I also used to love to draw Santa Claus complete with reindeer and sleigh, except that I always got hung up by the one big bag of toys in the back of the sleigh that most portrayals of him showed. Tales of how he was "magic" and that they bag of toys was "bottomless" didn't satisfy me. In order to explain it to myself, I piled the back of the sleigh with multiple bags. And then, not convinced that this was indeed enough to provide toys to all of the children in the world, I would attach bags on ropes hanging from the rungs of the sleigh and slumped over the reindeer's backs.

I realized the sled would weigh too much for them to fly. The only way I knew how to resolve this problem was by adding extra reindeer reinforcements. By that time, I had already drawn Rudolph in the front guiding the way, so I felt I had no choice but to add extra reindeer and reigns off to the sides of the sleigh to provide additional flight support.

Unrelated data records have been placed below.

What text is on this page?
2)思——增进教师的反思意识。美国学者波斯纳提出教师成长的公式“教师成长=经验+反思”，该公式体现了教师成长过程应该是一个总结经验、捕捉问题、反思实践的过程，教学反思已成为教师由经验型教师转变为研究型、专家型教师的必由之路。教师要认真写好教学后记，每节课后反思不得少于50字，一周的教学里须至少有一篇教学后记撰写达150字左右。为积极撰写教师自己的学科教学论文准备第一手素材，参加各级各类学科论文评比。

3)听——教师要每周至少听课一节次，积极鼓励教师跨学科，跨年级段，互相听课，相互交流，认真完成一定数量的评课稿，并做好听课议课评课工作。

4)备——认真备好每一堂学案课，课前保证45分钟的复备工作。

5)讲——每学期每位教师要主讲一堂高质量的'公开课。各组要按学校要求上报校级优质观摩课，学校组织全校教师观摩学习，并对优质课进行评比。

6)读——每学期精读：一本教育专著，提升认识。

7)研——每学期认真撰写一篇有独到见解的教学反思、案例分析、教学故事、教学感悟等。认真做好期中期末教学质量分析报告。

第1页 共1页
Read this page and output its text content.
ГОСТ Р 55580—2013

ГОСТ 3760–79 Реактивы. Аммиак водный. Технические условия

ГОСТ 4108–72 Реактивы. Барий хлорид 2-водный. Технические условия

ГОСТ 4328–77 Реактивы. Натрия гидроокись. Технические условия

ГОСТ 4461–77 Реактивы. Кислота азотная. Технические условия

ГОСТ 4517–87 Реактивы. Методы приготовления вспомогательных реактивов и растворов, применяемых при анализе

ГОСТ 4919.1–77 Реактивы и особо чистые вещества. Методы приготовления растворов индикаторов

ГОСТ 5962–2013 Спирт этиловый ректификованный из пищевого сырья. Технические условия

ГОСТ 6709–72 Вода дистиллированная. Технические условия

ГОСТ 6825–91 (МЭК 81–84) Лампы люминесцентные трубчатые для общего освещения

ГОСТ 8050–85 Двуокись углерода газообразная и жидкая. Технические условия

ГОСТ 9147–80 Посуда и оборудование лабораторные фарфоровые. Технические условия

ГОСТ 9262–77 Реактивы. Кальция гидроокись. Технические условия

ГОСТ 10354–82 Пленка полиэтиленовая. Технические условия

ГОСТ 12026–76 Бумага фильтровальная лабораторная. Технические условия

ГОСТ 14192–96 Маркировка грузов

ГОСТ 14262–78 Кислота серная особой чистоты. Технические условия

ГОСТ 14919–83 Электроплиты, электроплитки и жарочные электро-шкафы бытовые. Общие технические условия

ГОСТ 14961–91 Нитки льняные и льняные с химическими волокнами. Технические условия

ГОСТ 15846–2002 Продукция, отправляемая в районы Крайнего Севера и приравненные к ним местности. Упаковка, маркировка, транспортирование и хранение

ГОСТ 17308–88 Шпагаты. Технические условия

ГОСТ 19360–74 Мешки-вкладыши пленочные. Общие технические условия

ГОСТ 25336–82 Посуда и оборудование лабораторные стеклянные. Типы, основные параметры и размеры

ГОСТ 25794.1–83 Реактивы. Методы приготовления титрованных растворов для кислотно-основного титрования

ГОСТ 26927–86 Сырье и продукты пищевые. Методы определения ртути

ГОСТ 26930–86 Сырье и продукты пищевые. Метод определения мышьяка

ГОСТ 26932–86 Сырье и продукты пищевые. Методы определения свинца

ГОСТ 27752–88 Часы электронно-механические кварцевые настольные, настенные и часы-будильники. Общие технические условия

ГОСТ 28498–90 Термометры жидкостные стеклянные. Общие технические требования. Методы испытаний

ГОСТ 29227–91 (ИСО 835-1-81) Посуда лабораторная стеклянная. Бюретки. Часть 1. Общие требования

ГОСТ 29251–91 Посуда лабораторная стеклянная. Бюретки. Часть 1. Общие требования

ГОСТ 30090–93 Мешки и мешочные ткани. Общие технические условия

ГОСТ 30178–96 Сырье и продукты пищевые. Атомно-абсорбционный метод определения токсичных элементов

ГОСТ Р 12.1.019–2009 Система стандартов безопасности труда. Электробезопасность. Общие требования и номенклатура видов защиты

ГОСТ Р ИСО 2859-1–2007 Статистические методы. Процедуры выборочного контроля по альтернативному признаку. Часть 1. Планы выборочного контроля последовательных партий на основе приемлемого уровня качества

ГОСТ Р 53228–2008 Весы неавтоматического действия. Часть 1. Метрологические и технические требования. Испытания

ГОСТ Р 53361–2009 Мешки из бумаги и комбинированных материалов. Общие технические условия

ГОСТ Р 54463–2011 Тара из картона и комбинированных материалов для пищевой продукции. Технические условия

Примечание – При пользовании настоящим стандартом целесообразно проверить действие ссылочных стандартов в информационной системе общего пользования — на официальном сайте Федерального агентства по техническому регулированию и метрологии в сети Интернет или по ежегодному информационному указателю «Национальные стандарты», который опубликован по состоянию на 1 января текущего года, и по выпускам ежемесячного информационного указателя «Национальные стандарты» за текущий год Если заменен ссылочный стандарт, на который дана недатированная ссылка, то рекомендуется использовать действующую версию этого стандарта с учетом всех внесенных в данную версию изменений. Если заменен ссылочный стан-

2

It was nearly a complete army in the sky by the time I got done. Or a chaotic mess. Depending on how you choose to think about it.

* * * * * * * * * * * * * * * * * * *

Second, an annoying thought pattern. (Completely unrelated to the above story.)

I cannot even tell you how much it goads me to admit this, but it is a persistent problem and I'm hoping that slipping it in here quietly in between entries will be another step toward addressing it. This also stems from a conversation with a friend, incidentally.

I have noticed that if it appears that someone likes me, I am immediately suspicious of them. This is because I assume that:

1) They obviously don't really know me.
2) They are really screwed up themselves.
3) They have very low standards.
4) All of the above.

God, how annoying. Boo hoo hoo. But anyway, there it is. Let's move on.

May 8, 2007

I am nervous about my dining options.

I leave for Poland on Thursday. I'm a little nervous about what I will eat.

Today I bought Lonely Planet: Poland, and one of the first things I looked up was "Food & Drink." I'm not a sausage- or saurekraut-eater and I wanted to have an idea of what I would be up against.

The opponent sounds rather formidable.

Here are a few options:
1) nozki w galarecie - jellied pigs' knuckles
2) golonka - boiled pigs' knuckles served with horseradish and sauerkraut
3) flaki - seasoned tripe cooked in bouillon with vegetables
4) carp w galarecie - jellied carp
5) czernina - duck-blood soup

At least they know how to prepare pigs' knuckles in multiple ways. And what's the deal with jellied food?

After reading these things, I wasn't very encouraged. So I looked up some vegetarian options:

1) zapiekanki - a "Polish pizza" consisting of a baguette split in two and topped with melted cheese, chopped mushrooms, and ketchup
2) pierogi - Polish dumplings (I'll probably go for the potato-filled.)
3) placki ziemniaczane - potato fritters (Sounds remarkably safe.)
4) barszcz - red beetroot soup (I wonder if this will provide me with an indefinite lifespan?)
5) kopytka - Polish gnocci (I can definitely do this.)
6) leniwe pierogi - dumpling stuffed with cottage cheese (Ugh.)

Maybe I sound close-minded, but I'm just a little nervous. I think I may have to pack some Power Bars just in case.